Virgin Records kicked down the cash for a full album and now thirty years later Dare is like Rumours or Nevermind or There’s a Riot Going On or Kind of Blue or The Chronic or Thriller. Hell, even Born This Way, probably. It’s a moment album, something that seems to capture a time just so, just right, you can almost feel fingers pointing in awe and urgency, “Here! Here, here it is, it’s right HERE!” That’s the romance of the pop music construct, that’s precisely why it works. It doesn’t cover everything, it can’t and won’t, it’s not the ultimate immediacy of a standalone single or a one-off track, but it works on impact and it lingers, it’s something easy to refer to and seems almost too obvious as a result but that’s because it WORKS.

For each of the albums I named the producer or producers are as important as the performers, if they’re not one and the same. Hearing Rushent throughout the album, his engineering ears clearly being brought to bear, is to hear someone knowing the difference between “That keyboard sounds nice” and “What that keyboard is playing would sound really fantastic like THIS.” And it’s not just keyboards, of course, it’s everything, all that goes into the performances, vocals, beats, ‘atmosphere,’ however you want to call it.

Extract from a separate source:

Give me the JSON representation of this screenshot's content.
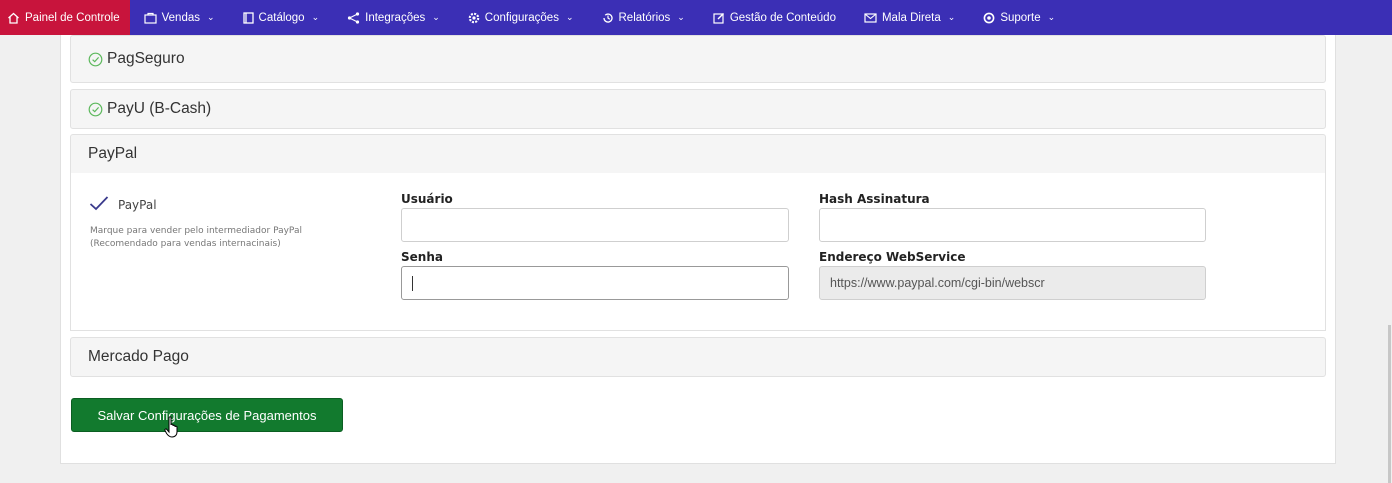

Never, ever underestimate the impact the great popularizers have, and that was Rushent by default, a popularizer who was also a technical wiz, someone who never claimed to be avant garde per se but figured out ways to use and imprint the avant garde into the wider world. That he then nearly one-upped himself with the spin-off/remix League Unlimited Orchestra project, Love and Dancing, shows how much of a creative roll he was on; if he wasn’t the first remixer, he again helped by being a massive popularizer, spelling out some implications, giving a demonstration by default.

After his most famous days, Rushent — rather admirably to my mind — retreated to focus on family more, working more casually in the industry rather than trying to break his back obsessively keeping up with it, most recently having produced some work by the Pipettes among others. If that meant being associated with a time and place in the end, then hey — if you’re going to make a mark, make it a huge one. Rest well indeed — it took more than seconds and it’s lasted lifetimes.

(And I will say this — I wasn’t necessarily planning to resemble Phil Oakey in this random photo from last night but I wonder if there wasn’t something in the air.)